De quoi s’agit-il ? D’après ces documents que nous avons pu consulter, il ressort que PIE, la holding des Moux, est basée à Singapour. C’est là que la société est enregistrée depuis de nombreuses années. Jusque-là rien d’illégal.
De gros bénéfices
Ce que l’on peut noter c’est que les résultats de cette société, qui n’emploie que trois salariés, sont impressionnants sur la place financière asiatique : pour la seule année 2022, le produit des ventes a atteint le milliard de dollars US, la marge brut s’élève à 230 millions pour un bénéfice de 100 millions (toujours en dollars américains.)
Les détracteurs de PIE, qui ont souhaité garder l’anonymat, estiment que cette société ne redistribuerait pas correctement, par le biais de l’impôt, les importants bénéfices qu’elle retire de son activité dans les différents territoires qu’elle dessert.
Et cela au détriment à la fois des consommateurs et des gouvernements locaux. Sous-entendu, PIE préfère payer des impôts à Singapour plutôt que d’en faire profiter les territoires desservis.
Il est bon de préciser que dans la plupart des Iles de la région, à la fois pour des raisons structurelles et conjoncturelles, le niveau des prix à la consommation est parfois très élevé.
Optimisation fiscale
Contactés, les responsables de PIE se défendent bec et ongles. Ils assument totalement leur choix d’une domiciliation de leur holding à Singapour, et cela, pour des raisons d’optimisation fiscale. L’argument principal étant que leur société a une vocation de commerce international. Singapour est une place financière très importante et surtout très attractive. Il est vrai que les entreprises y bénéficient d’un régime fiscal intéressant : une taxe pour les sociétés à 15 pour cent au lieu des 30 ou 40 pour cent sur des territoires comme la Nouvelle-Calédonie ou Tahiti.
En aucun cas les filiales de PIE n’échappent à l’impôt dans les îles qu’ils approvisionnent en produits pétroliers. C’est en tout cas ce qu’affirment à « infodujour.fr » leurs dirigeants.
Les vieux dossiers ressortent
Il est impossible pour l’instant de vérifier sur quels montants portent ces impôts et donc s’il y a ou pas un manque à gagner dans les recettes des gouvernements. Que soit à Tahiti, Fidji ou en Nouvelle-Calédonie.
Ce qui est sûr, c’est que la riposte ne s’est pas fait attendre. PIE envisage de porter plainte contre Bill Ravel pour diffamation. Et voilà que ressortent les vieux dossiers judiciaires et les contentieux divers et variés. Parmi ceux-ci, des condamnations qui remontent à plusieurs années et que Bill Ravel s’est vu infligées.

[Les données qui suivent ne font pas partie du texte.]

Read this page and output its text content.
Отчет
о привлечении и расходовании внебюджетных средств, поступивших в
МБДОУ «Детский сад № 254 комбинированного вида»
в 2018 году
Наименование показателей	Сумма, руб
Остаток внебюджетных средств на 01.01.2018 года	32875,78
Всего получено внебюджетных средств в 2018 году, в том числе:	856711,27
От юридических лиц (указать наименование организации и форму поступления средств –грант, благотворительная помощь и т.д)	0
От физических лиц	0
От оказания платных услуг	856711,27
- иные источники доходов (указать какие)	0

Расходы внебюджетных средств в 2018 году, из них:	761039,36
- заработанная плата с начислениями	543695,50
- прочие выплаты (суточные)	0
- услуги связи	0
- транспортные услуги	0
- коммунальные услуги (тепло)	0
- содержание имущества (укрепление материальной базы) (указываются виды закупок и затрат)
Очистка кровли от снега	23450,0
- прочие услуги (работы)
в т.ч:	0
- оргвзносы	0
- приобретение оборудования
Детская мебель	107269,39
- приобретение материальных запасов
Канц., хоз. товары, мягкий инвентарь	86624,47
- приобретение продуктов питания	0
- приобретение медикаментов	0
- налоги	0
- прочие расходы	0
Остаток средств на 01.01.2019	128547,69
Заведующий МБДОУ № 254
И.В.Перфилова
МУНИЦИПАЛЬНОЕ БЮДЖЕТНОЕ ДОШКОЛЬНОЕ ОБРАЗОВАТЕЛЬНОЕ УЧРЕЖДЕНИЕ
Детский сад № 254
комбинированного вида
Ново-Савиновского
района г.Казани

Pour comprendre l’enjeu de cette querelle, il faut « dézoomer » et prendre la mesure des enjeux économiques et géopolitiques dans la région indopacifique. Au-delà des questions de ressources marines et d’approvisionnement en essence de la multitude de territoires du Pacifique, le contrôle du transport pétrolier et du stockage est une donnée essentielle et prioritaire.
Des bases stratégiques
Car le pacifique est le théâtre d’une lutte sourde entre les États-Unis et la Chine pour le contrôle de bases insulaires parfois minuscules, mais néanmoins stratégiques. De son côté, la France tente de préserver sa présence en Polynésie et en Nouvelle-Calédonie, très convoitées par les Chinois. Même si la perte de l’énorme contrat de sous-marins annulé par l’Australie a affaibli sa position dans la région.
De multiples négociations sont en cours pour tenter de figer les choses et de renforcer un peu de la souveraineté française dans une zone très convoitée.
Un projet porté par des Français
En association avec la compagnie pétrolière malaisienne PETRONAS un accord-cadre s’il est avalisé, permettrait à un « club » de territoires signataires Fidji, Tahiti, Nouvelle-Calédonie, Papouasie-Nouvelle-Guinée, d’assurer non seulement la continuité de leur approvisionnement régulier, mais aussi le stockage stratégique de 90 jours auquel la France est tenue. Et qui pour l’instant, dans les faits, représente seulement 30 jours en moyenne.